A Boston Pied-à-Terre
August 25, 2023
Designer Meghan Shadrick turns a petite pied-à-terre into a chic Boston getaway.
Text by Lisa H. Speidel Photography by Jared Kuzia
When the pandemic sent many scurrying to scoop up spacious coastal retreats, Sue and Don did the opposite. The South Shore residents had their sights set on finding a second home in the city. “My brother is a realtor in Boston,” says Sue; “he showed us this place on what would have been Marathon Monday.
There wasn’t a soul around.”The one-bedroom, one-bath Back Bay condo with pretty views of the Charles River was perfect. Sue, a teacher in Newton, wanted the occasional weeknight “crash pad” that doubled as a spot for weekend getaways and a place to enjoy pre-dinner cocktails with family and friends. At only 500 square feet, however, a (very) efficient use of space was top of mind. That’s where designer Meghan Shadrick came in.
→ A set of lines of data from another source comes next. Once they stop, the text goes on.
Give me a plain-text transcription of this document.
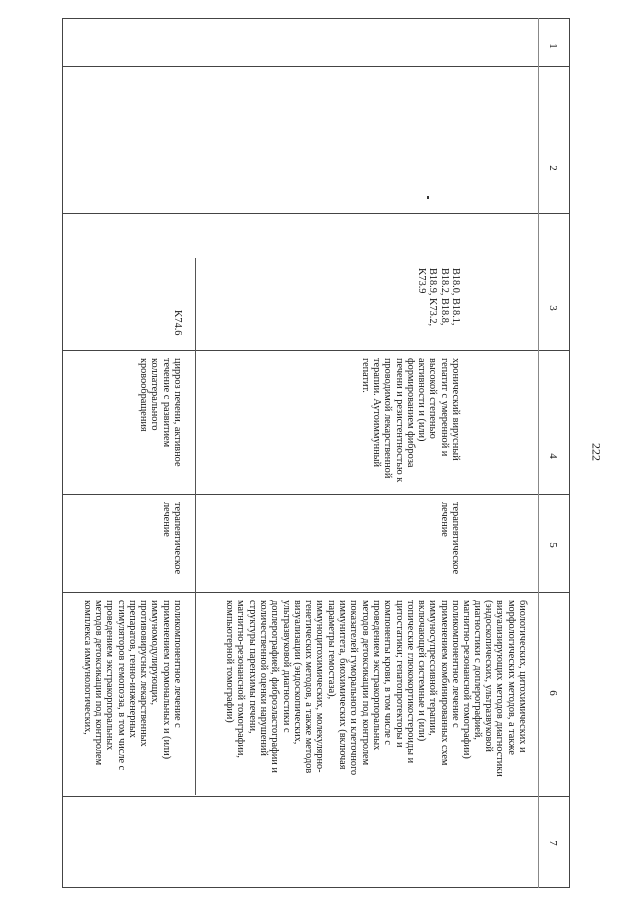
222
1
2
3
4
5
6
7
биологических, цитохимических и
морфологических методов, а также
визуализирующих методов диагностики
(эндоскопических, ультразвуковой
диагностики с доплерографией,
магнитно-резонансной томографии)
B18.0, B18.1,
B18.2, B18.8,
B18.9, K73.2,
K73.9
хронический вирусный
гепатит с умеренной и
высокой степенью
активности и (или)
формированием фиброза
печени и резистентностью к
проводимой лекарственной
терапии. Аутоиммунный
гепатит.
терапевтическое
лечение
поликомпонентное лечение с
применением комбинированных схем
иммуносупрессивной терапии,
включающей системные и (или)
топические глюкокортикостероиды и
цитостатики; гепатопротекторы и
компоненты крови, в том числе с
проведением экстракорпоральных
методов детоксикации под контролем
показателей гуморального и клеточного
иммунитета, биохимических (включая
параметры гемостаза),
иммуноцитохимических, молекулярно-
генетических методов, а также методов
визуализации (эндоскопических,
ультразвуковой диагностики с
доплерографией, фиброэластографии и
количественной оценки нарушений
структуры паренхимы печени,
магнитно-резонансной томографии,
компьютерной томографии)
K74.6
цирроз печени, активное
течение с развитием
коллатерального
кровообращения
терапевтическое
лечение
поликомпонентное лечение с
применением гормональных и (или)
иммуномодулирующих,
противовирусных лекарственных
препаратов, генно-инженерных
стимуляторов гемопоэза, в том числе с
проведением экстракорпоральных
методов детоксикации под контролем
комплекса иммунологических,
Over the years, the unit, which sits on the top floor of a building that dates to the 1800s, had been stripped of its character. “It had sort of a Scandinavian-Ikea-cheap vibe, not a Scandinavian-cool vibe,” remembers Shadrick. Her goal was to keep it light and airy—still with a bit of a Scandinavian bent—but to infuse it with personality in the form of some moodier elements.
Shadrick nodded to the river views by skewing ever-so-subtly nautical (note the shiplap walls in the living room, the walnut cabinetry in the kitchen, and the slanted sliding closet door that reminds Sue of a sail). But she also paid homage to the Back Bay location with a cocoon-like bedroom—wrapped completely in Lewis & Wood’s Pomegranate Fresco—that conjures old Boston. Wall-mounted Visual Comfort reading sconces—Sue found and fell for these—and tiny round nightstands reinforce the aesthetic.
While Shadrick kept the condo’s overall layout, she realigned the kitchen to maximize seating in the living room (game-day gatherings are a must). She also designed a freestanding half-moon table that can extend the counter or slide out of the way; Richlite countertops, which are fabricated from paper, ensure the table is light enough to move.
In fact, ingenious ideas like this are behind most of Shadrick’s space-saving solutions. Solutions that turned a “crash pad” into an urban oasis designed to rival the best boutique hotels. Who needs to flee to the coast? “Every time I go,” says Sue, “I feel like I’m on vacation.”